Her stomach clenched. “He was your son. How could you do that to your own child?”

“My son?” Paskin spat. The faraway look vanished, eyes turning hot. Eleri tried to step back, but hit the wall. Photos crinkled beneath her. “
My son
turned against me for you.
My son
would have sent me down the river when he saw this.” He waved a hand at the grotesque collage. “He had no respect for our legacy, our responsibility. Our name goes back hundreds of years in this village. Do you have any idea what that means?”

She shook her head. Did deranged serial killer run in the family? Had Griff refused to assume his role, infuriating his father?

Paskin laughed aloud and shook his head. “Of course you wouldn’t, and yet in your own way you’ve been serving the village since you were a child—thanks to Meris.”

Had her stepmother known about Paskin? Or had the woman’s lies merely helped create a scapegoat the man could use?

It didn’t matter. All she wanted was to get to Kyle, to get him away from this sick bastard. She needed to get Harding here, or even Miller, to see Paskin’s terrible collection.

He reached out and grasped her chin with his thumb and forefinger, squeezing just hard enough to hint at the pain his big hands could inflict. She tried to yank away, but he tightened his hold and pushed his big body closer.

“My prize,” he muttered.

She noticed thin scabbed lines on the back of his hand—healing scratches. “It was you in room the other night. You tried to choke me.”

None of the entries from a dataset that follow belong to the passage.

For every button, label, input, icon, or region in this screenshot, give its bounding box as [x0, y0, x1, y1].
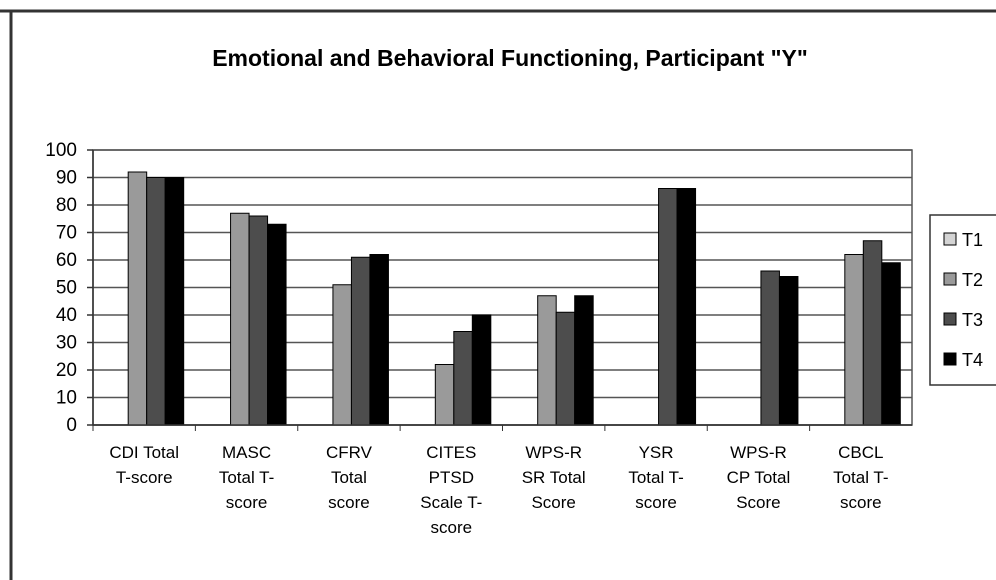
x-tick-label: CFRV Total score — [326, 443, 373, 512]
bar — [127, 171, 148, 426]
x-tick-label: WPS-R CP Total Score — [727, 443, 791, 512]
bar — [760, 270, 780, 426]
legend-label: T4 — [962, 350, 983, 370]
y-tick-label: 40 — [56, 305, 77, 326]
y-tick-label: 30 — [56, 333, 77, 354]
bar — [369, 254, 389, 426]
bar — [658, 188, 678, 426]
legend-swatch — [943, 272, 957, 286]
y-tick-label: 90 — [56, 168, 77, 189]
bar — [778, 276, 799, 426]
bar — [248, 215, 269, 426]
x-tick-label: WPS-R SR Total Score — [522, 443, 586, 512]
y-tick-label: 60 — [56, 250, 77, 271]
y-tick-label: 20 — [56, 360, 77, 381]
x-tick-label: YSR Total T-score — [628, 443, 683, 512]
y-tick-label: 10 — [56, 388, 77, 409]
y-tick-label: 50 — [56, 278, 77, 299]
bar — [267, 223, 287, 426]
bar — [434, 364, 455, 426]
legend-swatch — [943, 352, 957, 366]
legend-label: T3 — [962, 310, 983, 330]
legend-box — [929, 214, 996, 386]
bar — [862, 240, 883, 426]
bar — [574, 295, 594, 426]
bar — [146, 177, 166, 426]
x-tick-label: MASC Total T-score — [219, 443, 274, 512]
y-tick-label: 80 — [56, 195, 77, 216]
bar — [164, 177, 185, 426]
x-tick-label: CBCL Total T-score — [833, 443, 888, 512]
legend-label: T2 — [962, 270, 983, 290]
y-tick-label: 100 — [45, 140, 77, 161]
bar — [676, 188, 697, 426]
legend-label: T1 — [962, 230, 983, 250]
bar — [230, 212, 250, 426]
x-tick-label: CITES PTSD Scale T-score — [420, 443, 482, 537]
bar — [844, 254, 864, 426]
bar — [453, 331, 473, 426]
legend-swatch — [943, 232, 957, 246]
y-tick-label: 0 — [66, 415, 77, 436]
bar — [350, 256, 371, 426]
bar — [881, 262, 901, 426]
bar — [471, 314, 492, 426]
bar — [537, 295, 557, 426]
bar — [555, 311, 576, 426]
x-tick-label: CDI Total T-score — [109, 443, 179, 487]
legend-swatch — [943, 312, 957, 326]
y-tick-label: 70 — [56, 223, 77, 244]
chart-title: Emotional and Behavioral Functioning, Pa… — [212, 45, 808, 71]
bar — [332, 284, 352, 426]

He chuckled softly. “You’ve been promised to me for so long. I couldn’t wait. I just wanted a little preview of what’s to come. You’re mine now, though.”

Panic surged through her limbs. Eleri kicked forward, the toe of her shoe connecting perfectly with his balls. His eyes rounded, cheeks sucked in and he collapsed to his knees.

She shoved past him, knocking him sideways, and tore up the steps to the cellar doors. She thrust open the heavy wood but stopped short. Dylis stood outside the opening, her face sad under the pale glow of the car park light.

“It was Stephen,” Eleri half gasped, half sobbed. “He killed them. He killed Griffin. He has his picture on a wall down there.”